The diocese is also asking worshipers to express greater reverence at various parts of the Mass. Worshipers will be asked to bow their heads as they approach a priest or Eucharistic minister to receive Communion. There will be a greater emphasis on moments of silence at Mass during which worshipers are asked to reflect on Bible readings and the homily. And the church will ask worshipers to kneel at a key moment when some previously have stood.
Following a directive from the bishops conference, the archdiocese will also begin marking a day of penance each Jan. 22, to express sorrow for the US Supreme Court's 1973 Roe v. Wade decision, which legalized abortion. Clergy will wear violet, the color of penance, and a special Mass for peace and justice will be said.
The changes take effect Sunday, at the start of the season of Advent, which marks the beginning of the church's liturgical year.
"Most parishioners won't even notice -- there will be small adjustments, but in the long run these are not major changes of any kind," said Monsignor Dennis F. Sheehan, pastor of St. Paul Church in Cambridge. "Initially, like all small changes, it will be more confusing than controversial. I don't think you can expect 100 percent understanding or compliance."

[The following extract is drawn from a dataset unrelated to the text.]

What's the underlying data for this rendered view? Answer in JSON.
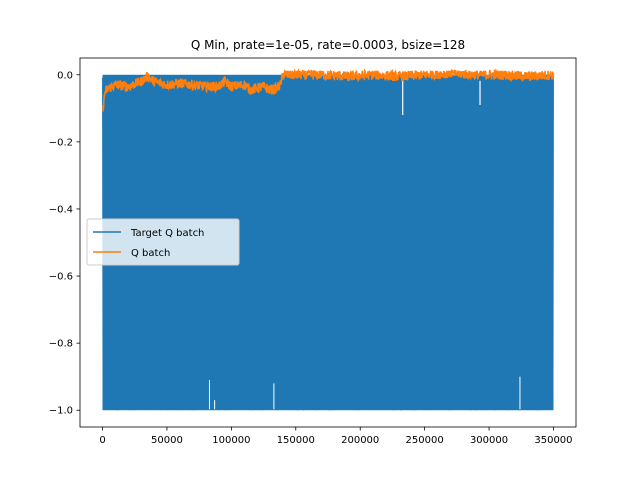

Sheehan, a specialist on liturgy, said it is important in a universal church, such as the Roman Catholic Church, for worship practices to be standardized.
"Common postures and common behavior," he said, are "part of being a universal church. It's important that every congregation not pursue its own road."
Acknowledging that many Catholics are passionate and particular about liturgical practice, church officials have held nine workshops, published a seven-part series in the archdiocesan newspaper, and yesterday held a news conference to explain a series of required changes in posture and prayer practices to the estimated 2 million Catholics in Eastern Massachusetts.
"Church officials became concerned about a mixing of roles, and my perception is that they're trying to safeguard what is the unique role and function of the ordained," said the Rev. Bruce T. Morrill, an associate professor of theology at Boston College. "That may cause consternation to some laypeople, and even to some priests."
The archdiocese has attempted to communicate the liturgical revisions in a variety of ways. The director of the archdiocesan Office for Worship, the Rev. Brian E. Mahoney, is writing the series explaining the changes that is being published in The Pilot and will be posted on the archdiocese's website. Many pastors are putting inserts in their bulletins to explain the changes, or are explaining them from the pulpit.
"Change is an opportunity to look at how we have worshiped, and how we can do that in a better way," Mahoney said.